By Catherine Falalis
The craft of screen criticism focuses on the critique, evaluation and review of screen based texts. These texts are not only limited to films, but can also include television series and web series. The work of screen critics can be used by audiences to determine whether or not to watch a text, or to conclude whether it is suited to their viewing taste. Alternatively, this kind of criticism can be sought out by film or television enthusiasts to discover the different views surrounding the text before or after viewing it themselves. Delving deeper into such discussion surrounding a text can be an interesting way to pick up things which otherwise may not have been noticed within the text and can open the mind to alternate ways of interpreting a text.
The role of a good screen critic is not only to analyse the plot of the given text. While this is a very important aspect of screen criticism, attention and discussion should also be given to elements of mise en scene, coding and motifs, the director’s cinematic traits, character relationships and developments. The screen critic must delve deeper into the text’s context and surrounding factors to give the audience a sense of how the text fits into a historic cinematic and social frame.
The critic’s reaction to the text is paramount to convey within their review. Stating whether they laughed, cried, or were just plain bored can really cause audiences to emotionally relate to what they’re trying to say. Having the courage to say what they honestly feel about a text is what sets some critics apart from others.
A trap that some beginner critics fall into is the act of writing too formally.
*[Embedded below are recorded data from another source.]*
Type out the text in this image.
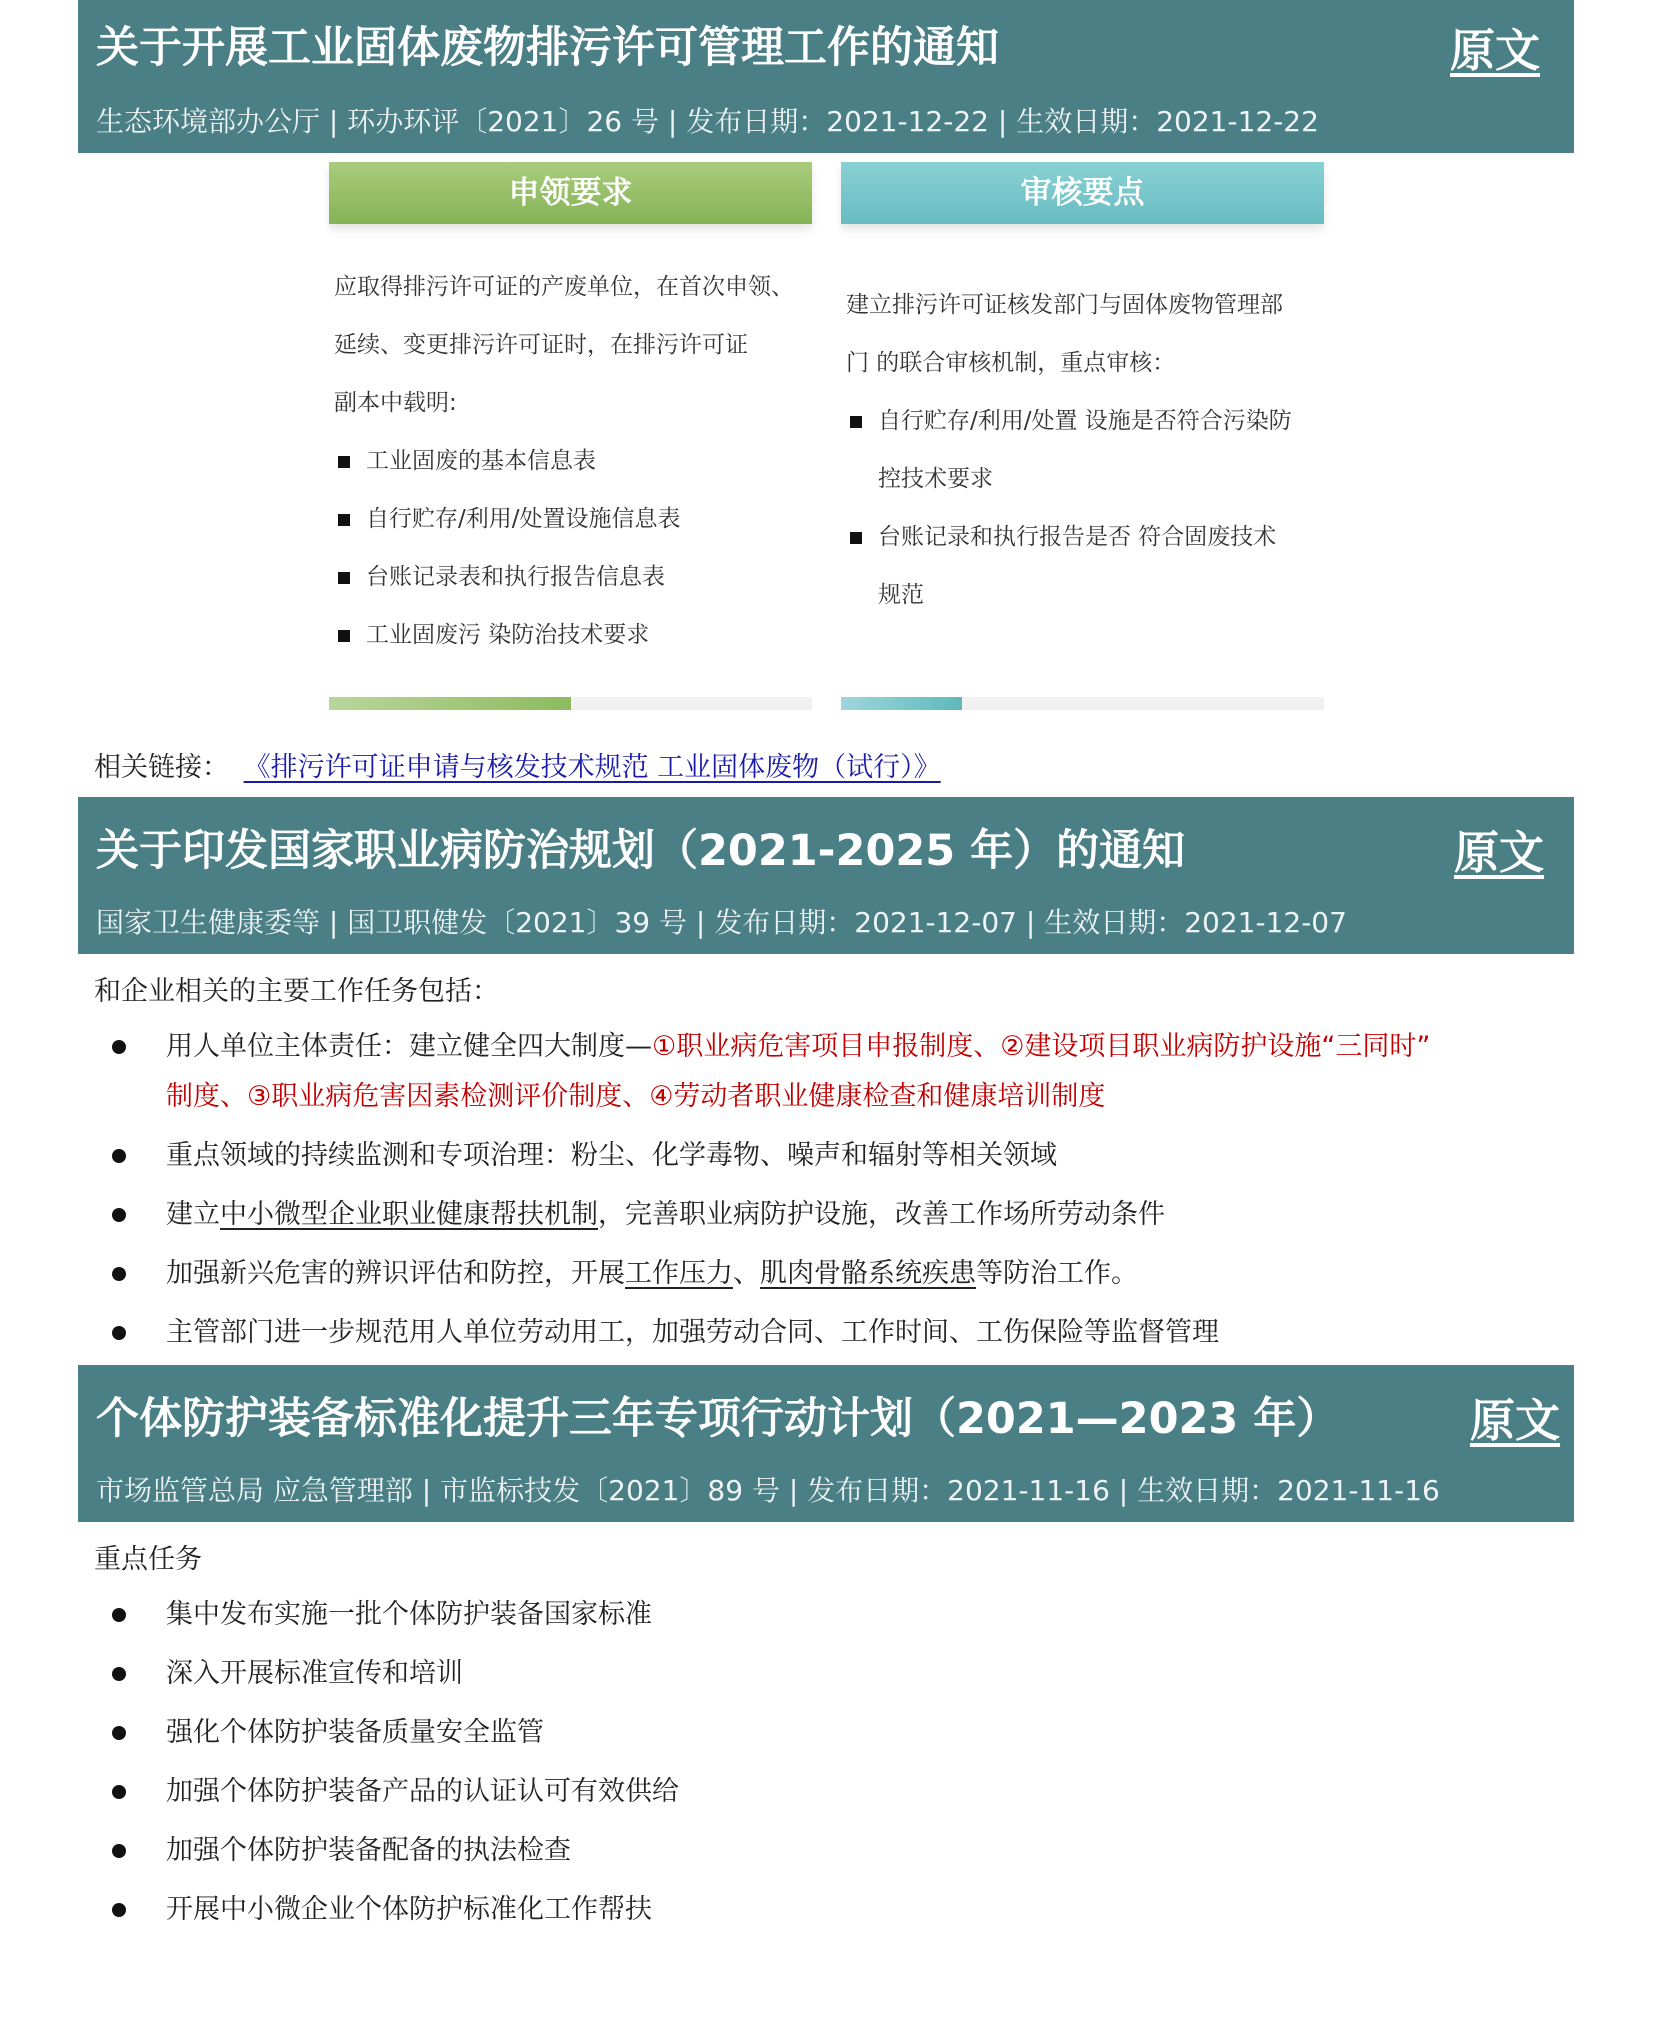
关于开展工业固体废物排污许可管理工作的通知	原文
生态环境部办公厅 | 环办环评〔2021〕26 号 | 发布日期：2021-12-22 | 生效日期：2021-12-22
申领要求

应取得排污许可证的产废单位，在首次申领、

延续、变更排污许可证时，在排污许可证

副本中载明:

工业固废的基本信息表
自行贮存/利用/处置设施信息表
台账记录表和执行报告信息表
工业固废污 染防治技术要求
审核要点

建立排污许可证核发部门与固体废物管理部

门 的联合审核机制，重点审核：

自行贮存/利用/处置 设施是否符合污染防
控技术要求
台账记录和执行报告是否 符合固废技术
规范
相关链接： 《排污许可证申请与核发技术规范 工业固体废物（试行）》
关于印发国家职业病防治规划（2021-2025 年）的通知	原文
国家卫生健康委等 | 国卫职健发〔2021〕39 号 | 发布日期：2021-12-07 | 生效日期：2021-12-07
和企业相关的主要工作任务包括：
用人单位主体责任：建立健全四大制度—①职业病危害项目申报制度、②建设项目职业病防护设施“三同时”
制度、③职业病危害因素检测评价制度、④劳动者职业健康检查和健康培训制度
重点领域的持续监测和专项治理：粉尘、化学毒物、噪声和辐射等相关领域
建立中小微型企业职业健康帮扶机制，完善职业病防护设施，改善工作场所劳动条件
加强新兴危害的辨识评估和防控，开展工作压力、肌肉骨骼系统疾患等防治工作。
主管部门进一步规范用人单位劳动用工，加强劳动合同、工作时间、工伤保险等监督管理
个体防护装备标准化提升三年专项行动计划（2021—2023 年）	原文
市场监管总局 应急管理部 | 市监标技发〔2021〕89 号 | 发布日期：2021-11-16 | 生效日期：2021-11-16
重点任务
集中发布实施一批个体防护装备国家标准
深入开展标准宣传和培训
强化个体防护装备质量安全监管
加强个体防护装备产品的认证认可有效供给
加强个体防护装备配备的执法检查
开展中小微企业个体防护标准化工作帮扶
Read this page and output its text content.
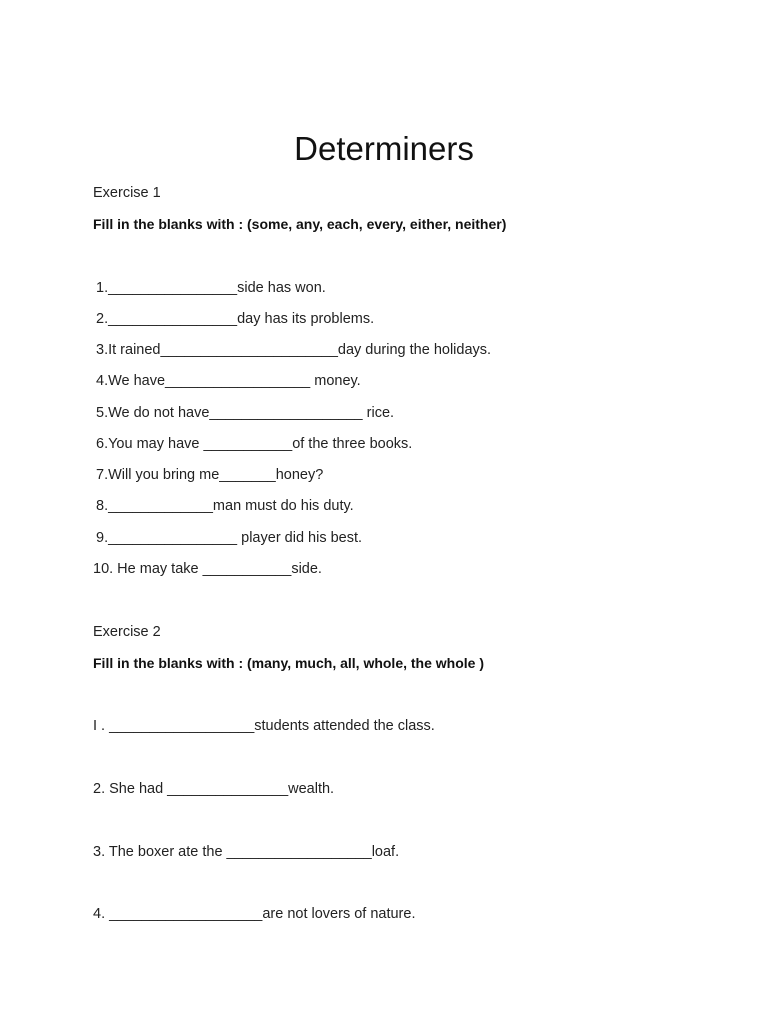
Determiners
Exercise 1
Fill in the blanks with : (some, any, each, every, either, neither)
1.________________side has won.
2.________________day has its problems.
3.It rained______________________day during the holidays.
4.We have__________________ money.
5.We do not have___________________ rice.
6.You may have ___________of the three books.
7.Will you bring me_______honey?
8._____________man must do his duty.
9.________________ player did his best.
10. He may take ___________side.
Exercise 2
Fill in the blanks with : (many, much, all, whole, the whole )
I . __________________students attended the class.
2. She had _______________wealth.
3. The boxer ate the __________________loaf.
4. ___________________are not lovers of nature.
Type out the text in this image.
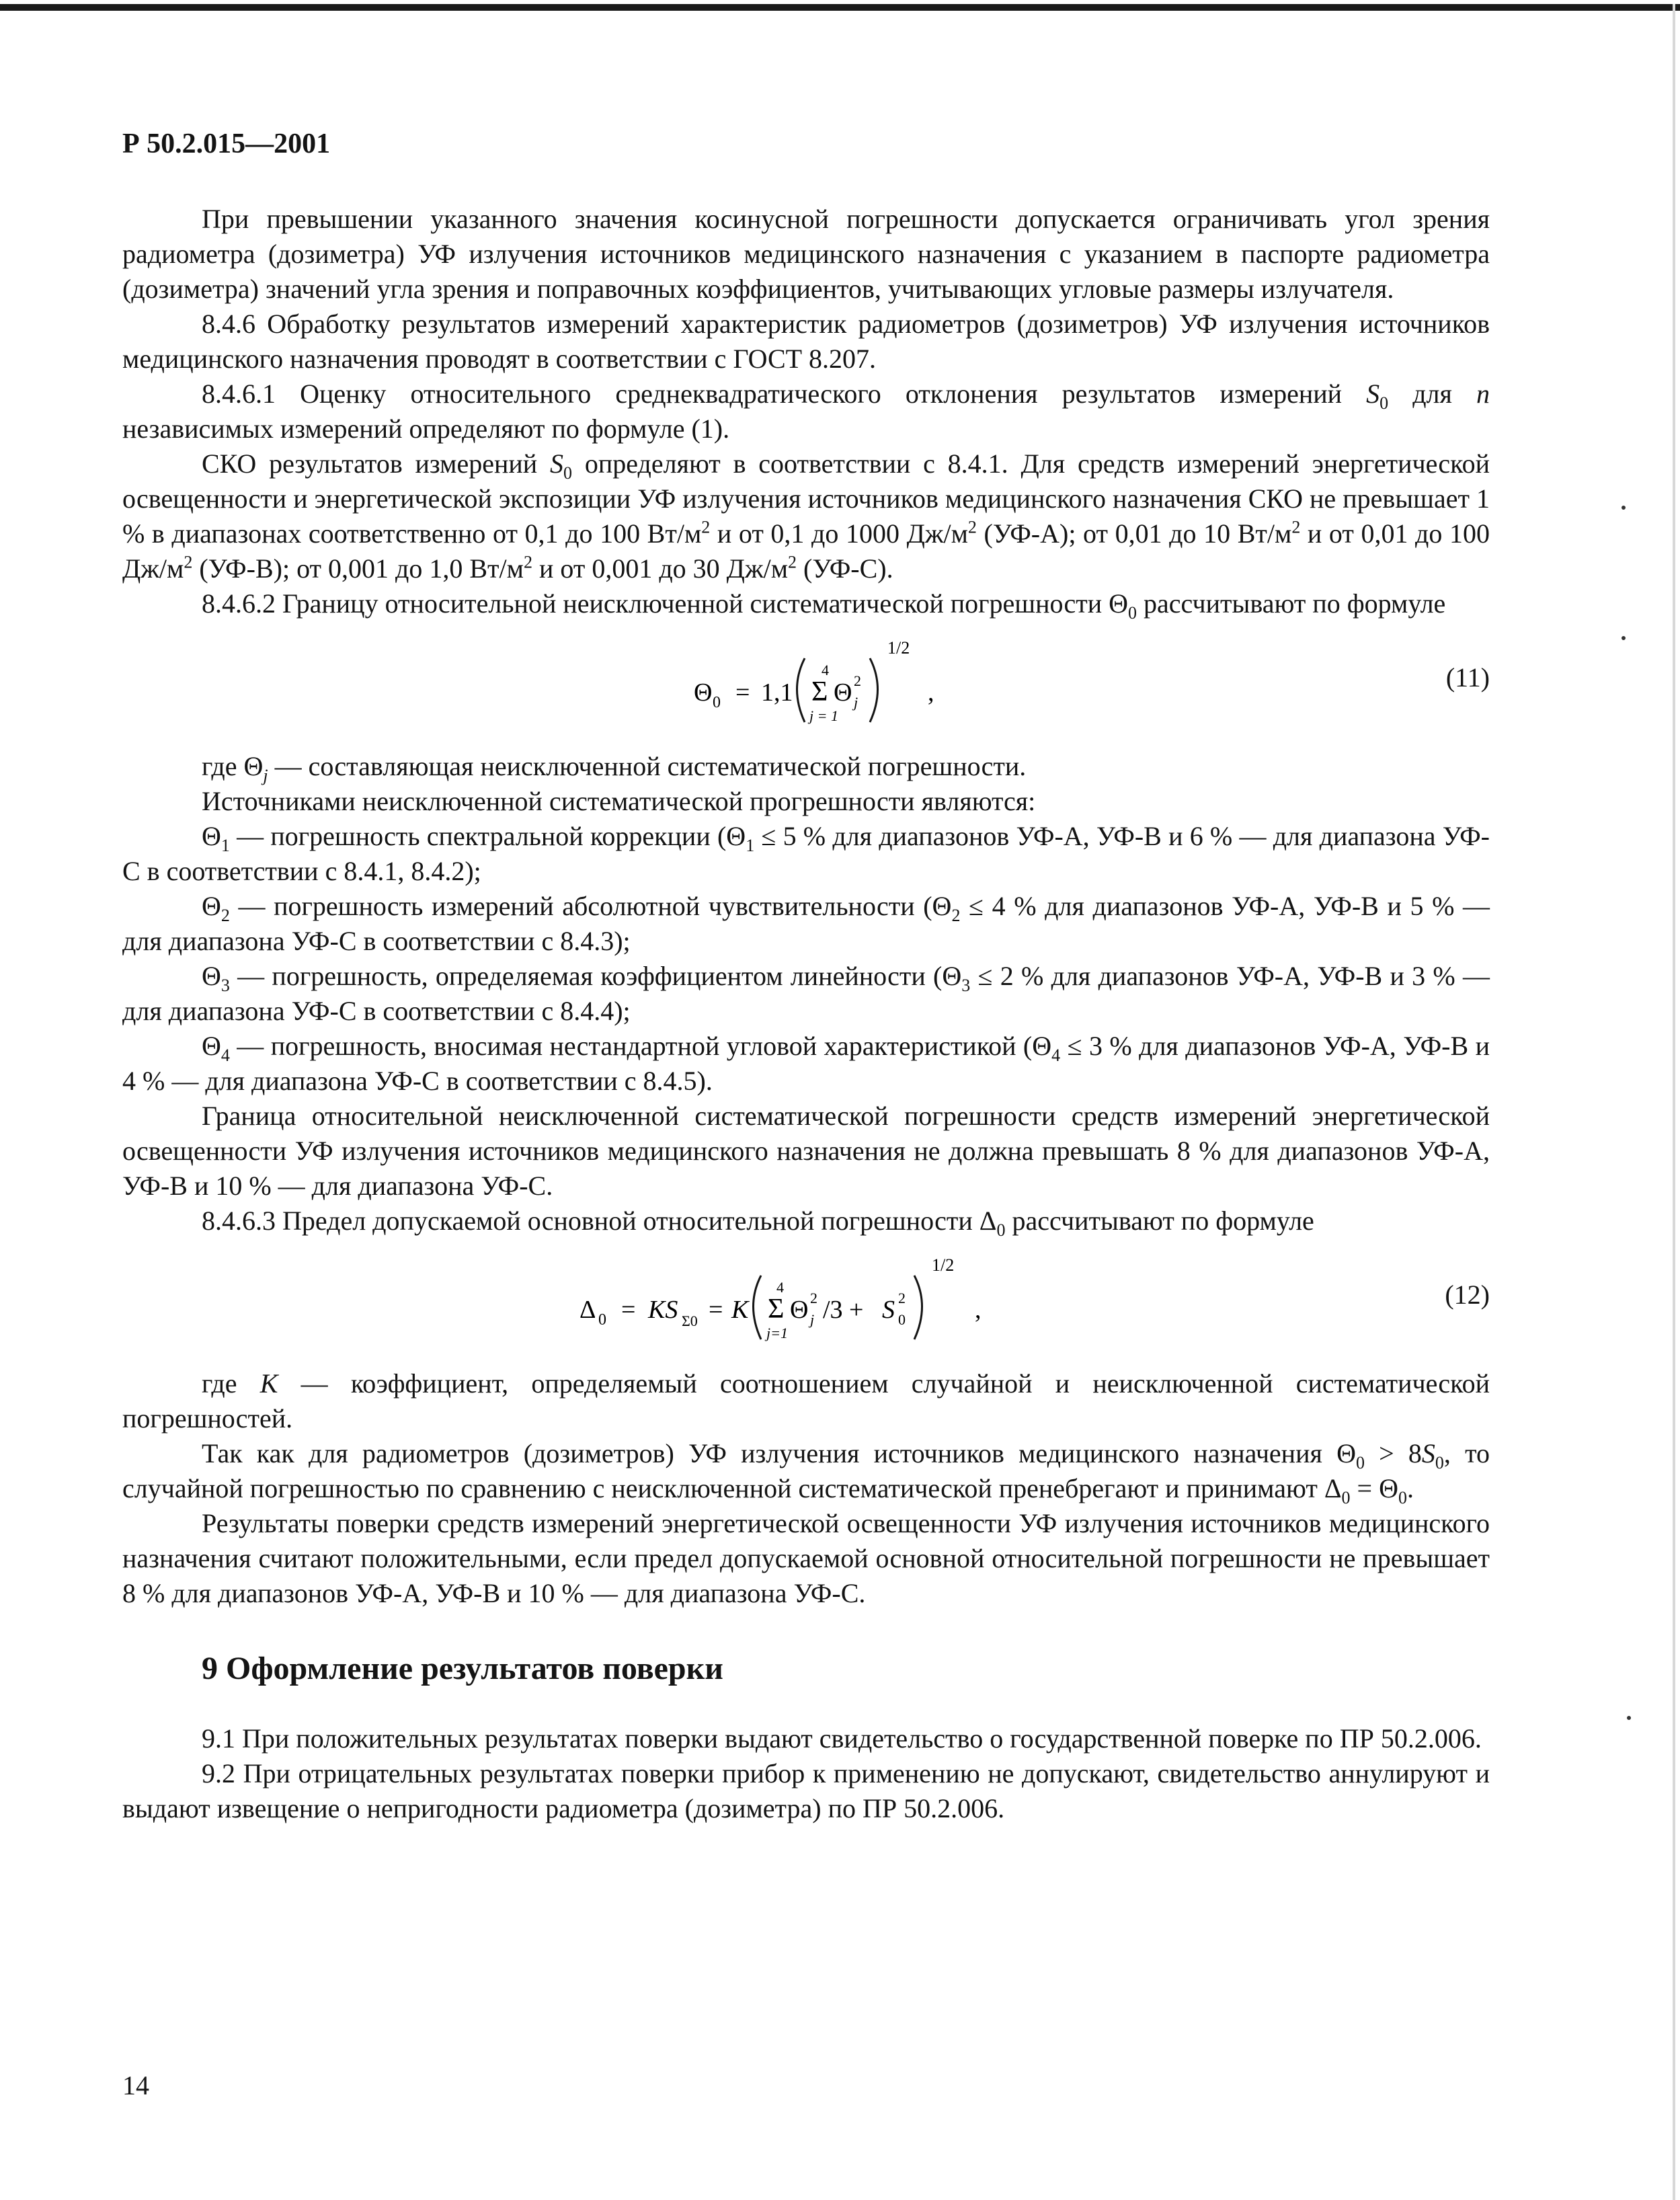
Р 50.2.015—2001

При превышении указанного значения косинусной погрешности допускается ограничивать угол зрения радиометра (дозиметра) УФ излучения источников медицинского назначения с указанием в паспорте радиометра (дозиметра) значений угла зрения и поправочных коэффициентов, учитывающих угловые размеры излучателя.

8.4.6 Обработку результатов измерений характеристик радиометров (дозиметров) УФ излучения источников медицинского назначения проводят в соответствии с ГОСТ 8.207.

8.4.6.1 Оценку относительного среднеквадратического отклонения результатов измерений $S_0$ для n независимых измерений определяют по формуле (1).

СКО результатов измерений $S_0$ определяют в соответствии с 8.4.1. Для средств измерений энергетической освещенности и энергетической экспозиции УФ излучения источников медицинского назначения СКО не превышает 1 % в диапазонах соответственно от 0,1 до 100 $Вт/м^2$ и от 0,1 до 1000 $Дж/м^2$ (УФ-А); от 0,01 до 10 $Вт/м^2$ и от 0,01 до 100 $Дж/м^2$ (УФ-В); от 0,001 до 1,0 $Вт/м^2$ и от 0,001 до 30 $Дж/м^2$ (УФ-С).

8.4.6.2 Границу относительной неисключенной систематической погрешности $\Theta_0$ рассчитывают по формуле

Θ 0 = 1,1
4
Σ
j = 1
Θ 2
j
1/2
,	(11)

где $\Theta_j$ — составляющая неисключенной систематической погрешности.

Источниками неисключенной систематической прогрешности являются:

$\Theta_1$ — погрешность спектральной коррекции ($\Theta_1 \le 5$ % для диапазонов УФ-А, УФ-В и 6 % — для диапазона УФ-С в соответствии с 8.4.1, 8.4.2);

$\Theta_2$ — погрешность измерений абсолютной чувствительности ($\Theta_2 \le 4$ % для диапазонов УФ-А, УФ-В и 5 % — для диапазона УФ-С в соответствии с 8.4.3);

$\Theta_3$ — погрешность, определяемая коэффициентом линейности ($\Theta_3 \le 2$ % для диапазонов УФ-А, УФ-В и 3 % — для диапазона УФ-С в соответствии с 8.4.4);

$\Theta_4$ — погрешность, вносимая нестандартной угловой характеристикой ($\Theta_4 \le 3$ % для диапазонов УФ-А, УФ-В и 4 % — для диапазона УФ-С в соответствии с 8.4.5).

Граница относительной неисключенной систематической погрешности средств измерений энергетической освещенности УФ излучения источников медицинского назначения не должна превышать 8 % для диапазонов УФ-А, УФ-В и 10 % — для диапазона УФ-С.

8.4.6.3 Предел допускаемой основной относительной погрешности $\Delta_0$ рассчитывают по формуле

Δ 0 = KS Σ0 = K
4
Σ
j=1
Θ 2
j /3 + S 2
0
1/2
,	(12)

где K — коэффициент, определяемый соотношением случайной и неисключенной систематической погрешностей.

Так как для радиометров (дозиметров) УФ излучения источников медицинского назначения $\Theta_0 > 8S_0$, то случайной погрешностью по сравнению с неисключенной систематической пренебрегают и принимают $\Delta_0 = \Theta_0$.

Результаты поверки средств измерений энергетической освещенности УФ излучения источников медицинского назначения считают положительными, если предел допускаемой основной относительной погрешности не превышает 8 % для диапазонов УФ-А, УФ-В и 10 % — для диапазона УФ-С.

9 Оформление результатов поверки

9.1 При положительных результатах поверки выдают свидетельство о государственной поверке по ПР 50.2.006.

9.2 При отрицательных результатах поверки прибор к применению не допускают, свидетельство аннулируют и выдают извещение о непригодности радиометра (дозиметра) по ПР 50.2.006.

14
While it’s important to not ‘dumb things down’ for your audience, it is also wise to get straight to the point when writing a review. A review can be closely likened to a piece of journalistic opinion writing rather than a predominately fact based news piece. Critics can also convey their reviews through broadcast avenues such as radio or television.
The new age critic has found a voice in the online forum. The internet has changed the way screen criticism is communicated, mainly because global perspectives can be sought out almost instantaneously. While this is a great archive for different opinions, criticism has been made on the quality of these reviews, due to anyone with a computer being able to voice their opinion. Sometimes, rather than an in depth analyses of a text, what audiences see and base the judgement of a text on, is a short review about whether to go and watch the text, provided with not a lot of context.
However, arguments have been made that it is about looking in the right places online, to sort out the professional reviews from the ones which are just written by hobbyists. I personally predict that one day, most good and long-form screen criticism will be found online on purposely built websites for such discussion. Due to dwindling numbers engaging in the print media industry, and critics and journalists forced into other avenues of communications, such as online, this will be the likely outcome for new age screen criticism.
I do however believe that film and television magazines are still a popular print option amongst some audiences. Therefore, magazines may stick around for a little longer than their newspaper counterparts for the role of critics.
Whatever forum the communication of screen criticism is fed through, there are a few factors which should remain the same. A passion for film and television, knowledgeable opinions based on feeling or fact, quality writing or reporting and the courage to reveal ones true reaction to a text, provide all the elements for a great screen critic and review.